TOULOUSE, 6 juillet (Reuters) - La première entreprise par actions avec toutes ses caractéristiques, dont un conseil d'administration et le versement de dividendes, est née à Toulouse au XIVe siècle, selon les travaux de recherche d'un professeur d'université.

Sébastien Pouget, professeur de finance à l'Institut d'administration des entreprises (IAE) de l'université Toulouse, travaille depuis dix ans sur la thèse de l'historien du droit Germain Sicard, soutenue en 1952, qui a mis en évidence qu'au c÷ur du Moyen Age, en 1372, était née sur les bords de la Garonne la première société par actions, les Moulins du Bazacle.

"Elle avait toutes les caractéristiques des futures sociétés anonymes par actions : des propriétaires non meuniers dont la responsabilité n'était pas engagée au-delà de leur capital initial et qui pouvaient revendre leurs parts comme ils le souhaitaient, un conseil d'administration nommant les dirigeants des Moulins et signant les grands contrats ou encore le versement de dividendes", a déclaré à Reuters Sébastien Pouget.

Ces travaux contredisent l'idée selon laquelle la première entreprise par actions était la Compagnie Hollandaise des Indes Orientales, créée au début du XVIIe siècle.

C'est bien à Toulouse que l'un des principaux instruments du capitalisme aurait vu le jour dans un contexte favorable.

"Depuis le XIIe siècle, la ville est sous la coupe des Capitouls, des marchands qui favorisent l'activité économique par une législation propre et une fiscalité avantageuse, souligne le chercheur, qui est également membre du Centre de Recherche en Management et de l'Ecole d'Economie de Toulouse.

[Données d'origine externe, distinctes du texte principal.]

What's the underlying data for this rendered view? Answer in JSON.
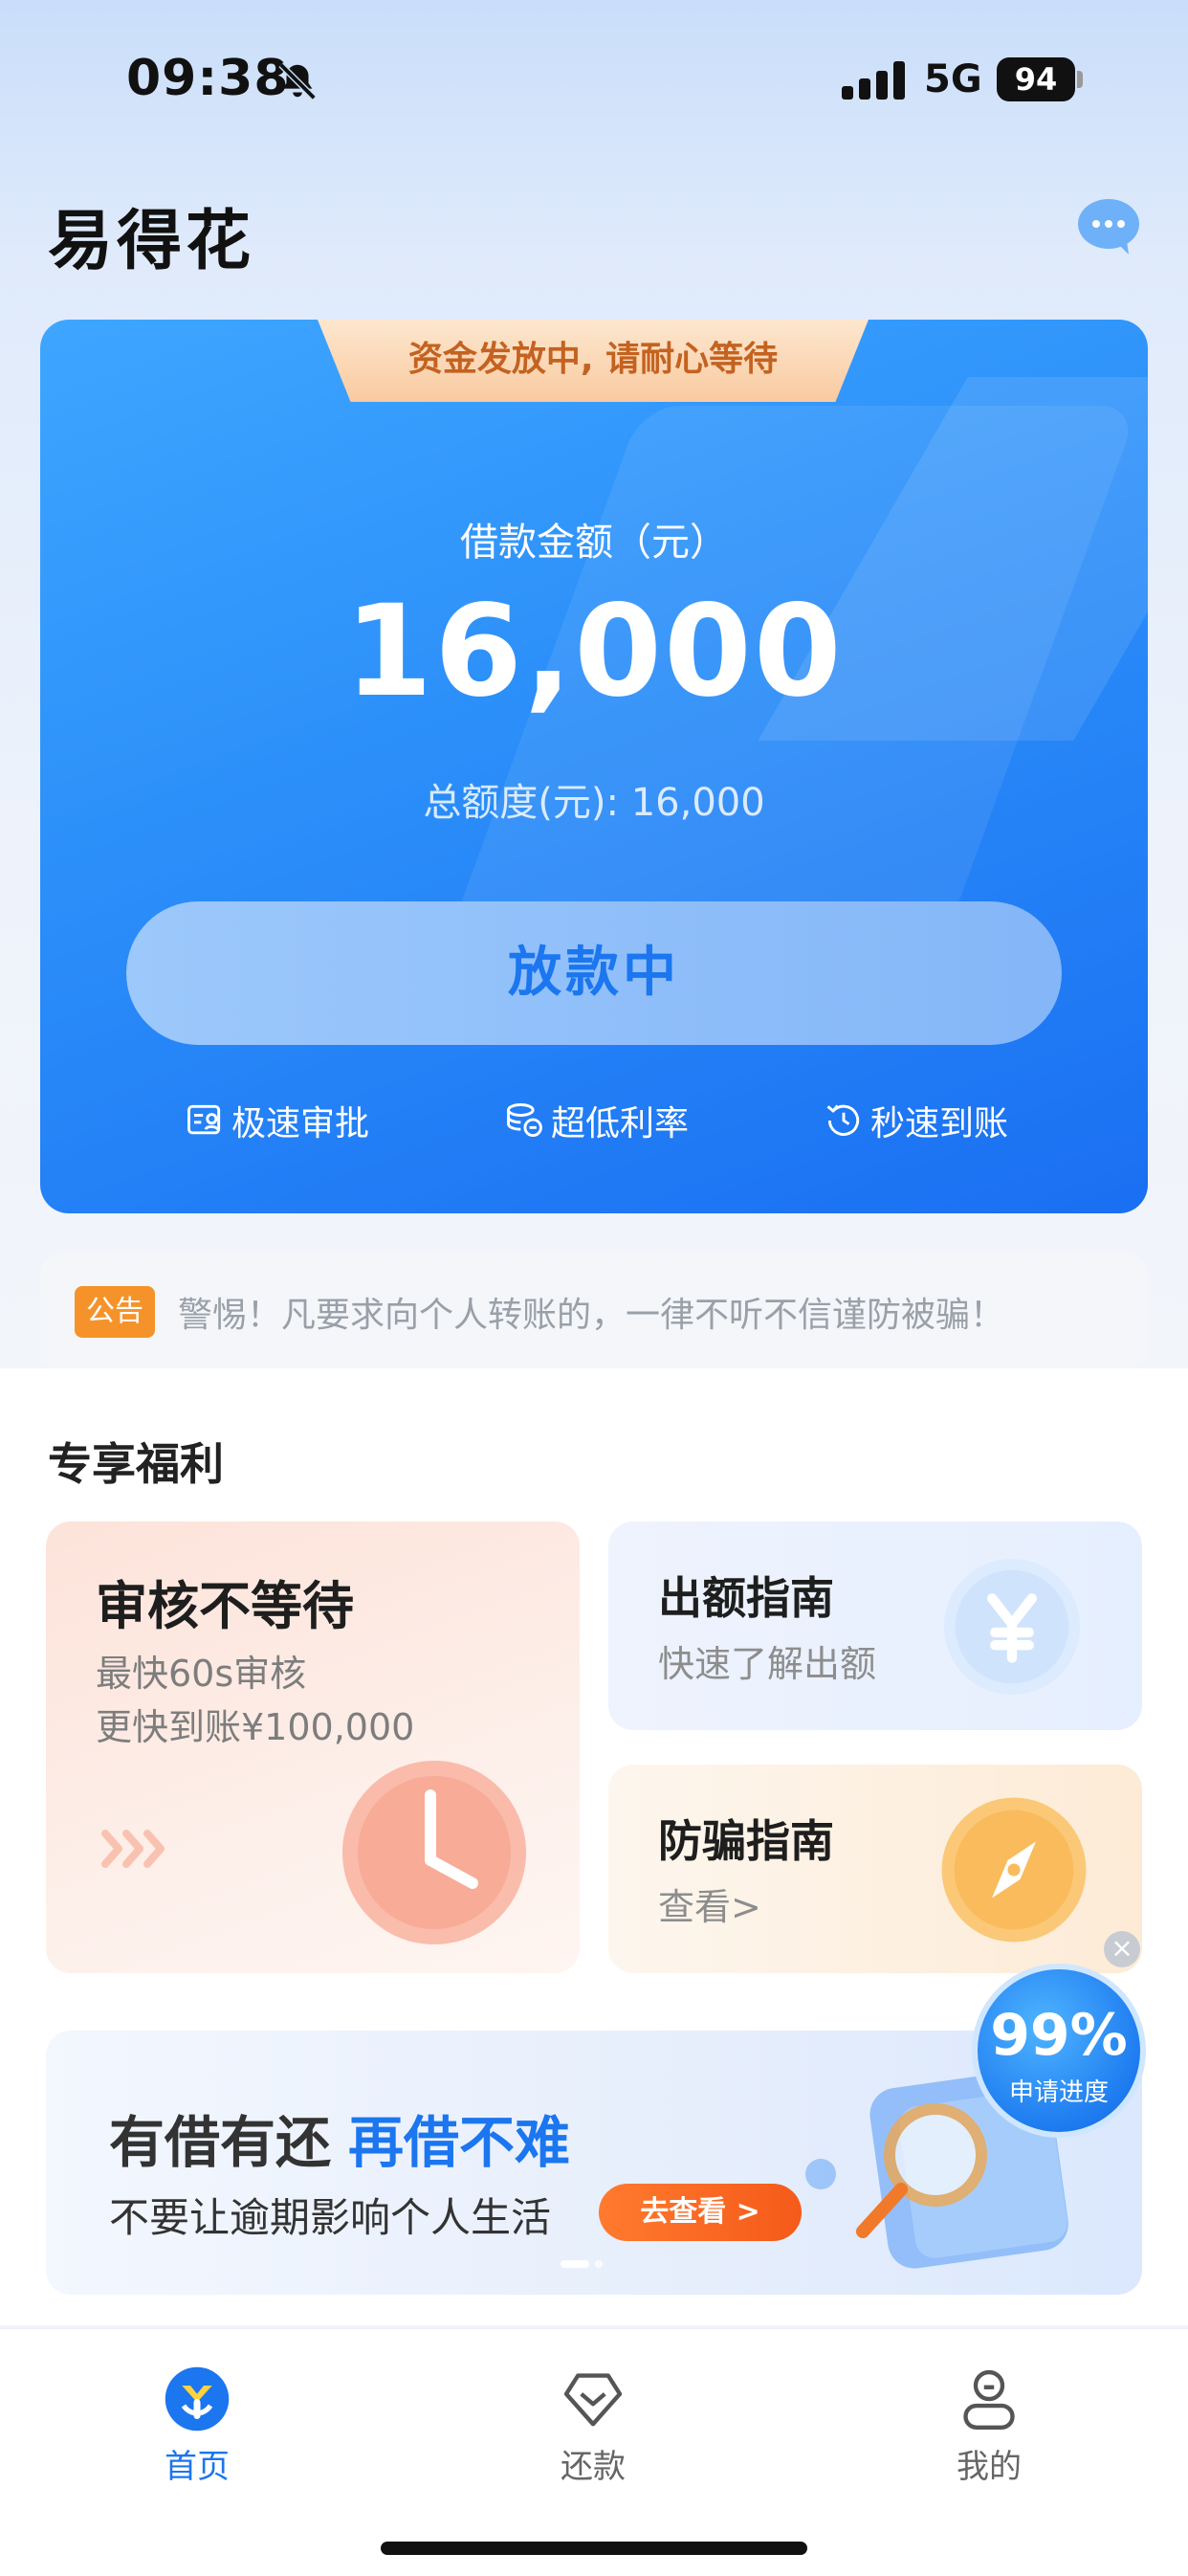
{
  "status_bar": {
    "time": "09:38",
    "network": "5G",
    "battery": "94"
  },
  "header": {
    "app_title": "易得花"
  },
  "loan_card": {
    "banner": "资金发放中, 请耐心等待",
    "amount_label": "借款金额（元）",
    "amount": "16,000",
    "total_credit": "总额度(元): 16,000",
    "status_button": "放款中",
    "features": [
      "极速审批",
      "超低利率",
      "秒速到账"
    ]
  },
  "notice": {
    "badge": "公告",
    "text": "警惕！凡要求向个人转账的，一律不听不信谨防被骗！"
  },
  "benefits": {
    "title": "专享福利",
    "review": {
      "title": "审核不等待",
      "line1": "最快60s审核",
      "line2": "更快到账¥100,000"
    },
    "guide": {
      "title": "出额指南",
      "subtitle": "快速了解出额"
    },
    "fraud": {
      "title": "防骗指南",
      "subtitle": "查看>"
    }
  },
  "promo": {
    "title": "有借有还",
    "highlight": "再借不难",
    "subtitle": "不要让逾期影响个人生活",
    "button": "去查看 >"
  },
  "progress": {
    "value": "99%",
    "label": "申请进度"
  },
  "tabbar": {
    "home": "首页",
    "repay": "还款",
    "mine": "我的"
  },
  "colors": {
    "primary": "#1b76ef",
    "accent_orange": "#f5932a",
    "banner_text": "#c46220"
  }
}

"Le droit coutumier rendait possible des structures juridiques qui permettaient la propriété collective d'un bien. Elle va être utilisée pour gérer les moulins dès le XIIe siècle. Elle va ensuite évoluer en fonction des besoins, aboutissant à la création en 1372 de la véritable première société par actions", ajoute-t-il.

La charte de la fondation des Moulins du Bazacle est encore visible aux Archives départementales de la Haute-Garonne.

La thèse de Germain Sicard va être rééditée en anglais aux presses de l'Université de Yale le 14 juillet.

Sébastien Pouget a étudié les comptes des Moulins sur six siècles, du Moyen Age jusqu'à la fin de la Seconde Guerre mondiale. Les Moulins ont survécu à des guerres, des inondations, des épidémies, des révolutions, en ne cessant que rarement de verser ses profits sous forme de dividendes.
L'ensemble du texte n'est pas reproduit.